Per questo le Fiamme Gialle, su diposizione della Procura di Roma, hanno sequestrato oltre 800 milioni di mascherine provenienti dalla Cina risultate “non regolari”. L’attività di sequestro è stata svolta presso la struttura commissariale nazionale e alcune di quelle regionali.
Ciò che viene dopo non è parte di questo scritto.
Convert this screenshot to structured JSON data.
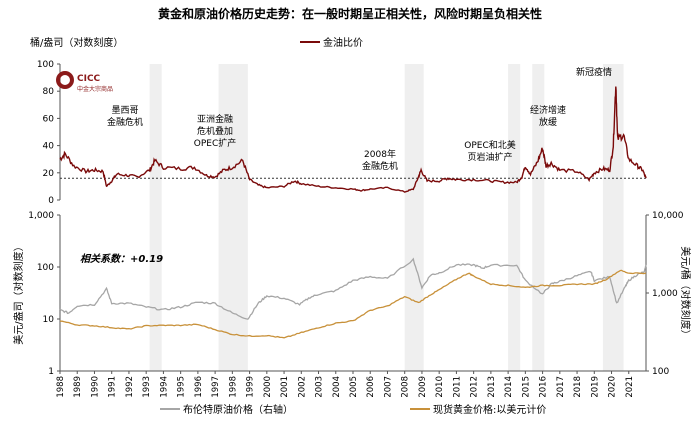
{
  "chart_data": [
    {
      "type": "line",
      "title": "黄金和原油价格历史走势：在一般时期呈正相关性，风险时期呈负相关性",
      "ylabel": "桶/盎司（对数刻度）",
      "ylim": [
        0,
        100
      ],
      "yticks": [
        "0",
        "20",
        "40",
        "60",
        "80",
        "100"
      ],
      "reference_line": 16,
      "legend": "top-center",
      "series": [
        {
          "name": "金油比价",
          "color": "#7a0a0a",
          "x": [
            1988.0,
            1988.3,
            1988.8,
            1989.5,
            1990.0,
            1990.5,
            1990.7,
            1991.0,
            1991.3,
            1992.0,
            1992.5,
            1993.2,
            1993.5,
            1994.0,
            1995.0,
            1995.8,
            1996.5,
            1997.0,
            1997.5,
            1998.0,
            1998.6,
            1999.0,
            1999.5,
            2000.0,
            2001.0,
            2001.6,
            2002.0,
            2003.0,
            2004.0,
            2005.0,
            2005.5,
            2006.0,
            2007.0,
            2008.0,
            2008.5,
            2008.8,
            2008.95,
            2009.3,
            2010.0,
            2010.5,
            2011.0,
            2012.0,
            2013.0,
            2013.8,
            2014.5,
            2014.8,
            2015.0,
            2015.3,
            2015.7,
            2016.0,
            2016.2,
            2016.5,
            2017.0,
            2018.0,
            2018.7,
            2019.0,
            2019.5,
            2019.9,
            2020.1,
            2020.25,
            2020.35,
            2020.7,
            2021.0,
            2021.5,
            2021.8,
            2022.0
          ],
          "values": [
            30,
            34,
            25,
            21,
            22,
            21,
            10,
            14,
            19,
            18,
            17,
            22,
            29,
            24,
            23,
            24,
            18,
            17,
            22,
            24,
            29,
            15,
            11,
            9,
            10,
            14,
            12,
            10,
            9,
            8,
            7,
            8,
            9,
            6,
            8,
            17,
            22,
            14,
            14,
            16,
            15,
            15,
            14,
            13,
            13,
            17,
            25,
            19,
            28,
            38,
            25,
            27,
            22,
            21,
            15,
            20,
            23,
            22,
            40,
            86,
            45,
            48,
            30,
            25,
            22,
            16
          ]
        }
      ],
      "shaded_periods": [
        [
          1993.2,
          1993.9
        ],
        [
          1997.2,
          1998.9
        ],
        [
          2008.0,
          2009.1
        ],
        [
          2014.0,
          2014.7
        ],
        [
          2015.4,
          2016.1
        ],
        [
          2019.5,
          2020.7
        ]
      ],
      "annotations": [
        "墨西哥\n金融危机",
        "亚洲金融\n危机叠加\nOPEC扩产",
        "2008年\n金融危机",
        "OPEC和北美\n页岩油扩产",
        "经济增速\n放缓",
        "新冠疫情"
      ],
      "logo": "CICC 中金大宗商品"
    },
    {
      "type": "line",
      "ylabel": "美元/盎司（对数刻度）",
      "y2label": "美元/桶（对数刻度）",
      "yscale": "log",
      "ylim": [
        1,
        1000
      ],
      "y2lim": [
        100,
        10000
      ],
      "yticks": [
        "1",
        "10",
        "100",
        "1,000"
      ],
      "y2ticks": [
        "100",
        "1,000",
        "10,000"
      ],
      "xticks": [
        "1988",
        "1989",
        "1990",
        "1991",
        "1992",
        "1993",
        "1994",
        "1995",
        "1996",
        "1997",
        "1998",
        "1999",
        "2000",
        "2001",
        "2002",
        "2003",
        "2004",
        "2005",
        "2006",
        "2007",
        "2008",
        "2009",
        "2010",
        "2011",
        "2012",
        "2013",
        "2014",
        "2015",
        "2016",
        "2017",
        "2018",
        "2019",
        "2020",
        "2021"
      ],
      "annotation": "相关系数：+0.19",
      "legend": "bottom",
      "series": [
        {
          "name": "布伦特原油价格（右轴）",
          "color": "#a6a6a6",
          "axis": "left",
          "x": [
            1988,
            1988.5,
            1989,
            1990,
            1990.7,
            1991,
            1992,
            1993,
            1994,
            1995,
            1996,
            1997,
            1998,
            1998.9,
            1999.5,
            2000,
            2001,
            2001.9,
            2002.5,
            2003,
            2004,
            2005,
            2006,
            2007,
            2008.5,
            2009,
            2009.5,
            2010,
            2011,
            2012,
            2012.5,
            2013,
            2014.5,
            2015,
            2016,
            2016.5,
            2017,
            2018,
            2018.8,
            2019,
            2019.9,
            2020.3,
            2020.8,
            2021,
            2021.5,
            2021.9,
            2022
          ],
          "values": [
            15,
            13,
            18,
            19,
            38,
            20,
            20,
            17,
            15,
            17,
            21,
            20,
            13,
            10,
            20,
            28,
            25,
            19,
            26,
            30,
            35,
            55,
            65,
            60,
            140,
            40,
            70,
            77,
            110,
            110,
            95,
            108,
            108,
            55,
            30,
            47,
            53,
            68,
            82,
            55,
            65,
            20,
            42,
            55,
            72,
            80,
            110
          ]
        },
        {
          "name": "现货黄金价格:以美元计价",
          "color": "#c8913a",
          "axis": "right",
          "x": [
            1988,
            1989,
            1990,
            1991,
            1992,
            1993,
            1994,
            1995,
            1996,
            1997,
            1998,
            1999,
            2000,
            2001,
            2002,
            2003,
            2004,
            2005,
            2006,
            2007,
            2008,
            2008.8,
            2009.5,
            2010,
            2011,
            2011.7,
            2012,
            2013,
            2014,
            2015,
            2016,
            2017,
            2018,
            2019,
            2019.7,
            2020.5,
            2021,
            2022
          ],
          "values": [
            440,
            390,
            380,
            360,
            345,
            380,
            385,
            385,
            395,
            340,
            295,
            280,
            285,
            265,
            310,
            360,
            410,
            440,
            600,
            680,
            900,
            750,
            950,
            1100,
            1500,
            1800,
            1650,
            1300,
            1250,
            1180,
            1250,
            1250,
            1300,
            1300,
            1500,
            1950,
            1800,
            1800
          ]
        }
      ]
    }
  ]
}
Il nome dell’ex capo della struttura commissariarale è stato iscritto nel registro degli indagati. Arcuri è accusato per peculato e abuso d’ufficio, nell’ambito dell’indagine che coinvolge, tra gli altri, gli imprenditori Mario Benotti, Andrea Vincenzo Tommasi ed Edisson Jorge San Andres Solis, e per corruzione. Per quest’ultima fattispecie, la Procura di Roma ha chiesto l’archiviazione del fascicolo, poiché ritiene che Arcuri non sia stato corrotto, ma sarebbe comunque responsabile di altri gravi reati. Attesa il parere del gip. Mentre proseguono le indagini per gli altri due capi di accusa.

Come rende noto l’ufficio stampa dell’ex Commissario, sabato scorso Arcuri è stato sentito dai pubblici ministeri Varone e Tucci della Procura di Roma, in relazione alla nota inchiesta sulle mascherine per le fattispecie di abuso d’ufficio e peculato.

E’ stato così possibile – si legge nella nota stampa – un confronto e un chiarimento che si auspicava da molto tempo con l’autorità giudiziaria, rispetto alla quale sin dall’origine dell’indagine il dott. Arcuri ha sempre avuto un atteggiamento collaborativo, al fine di far definitivamente luce su quanto accaduto“.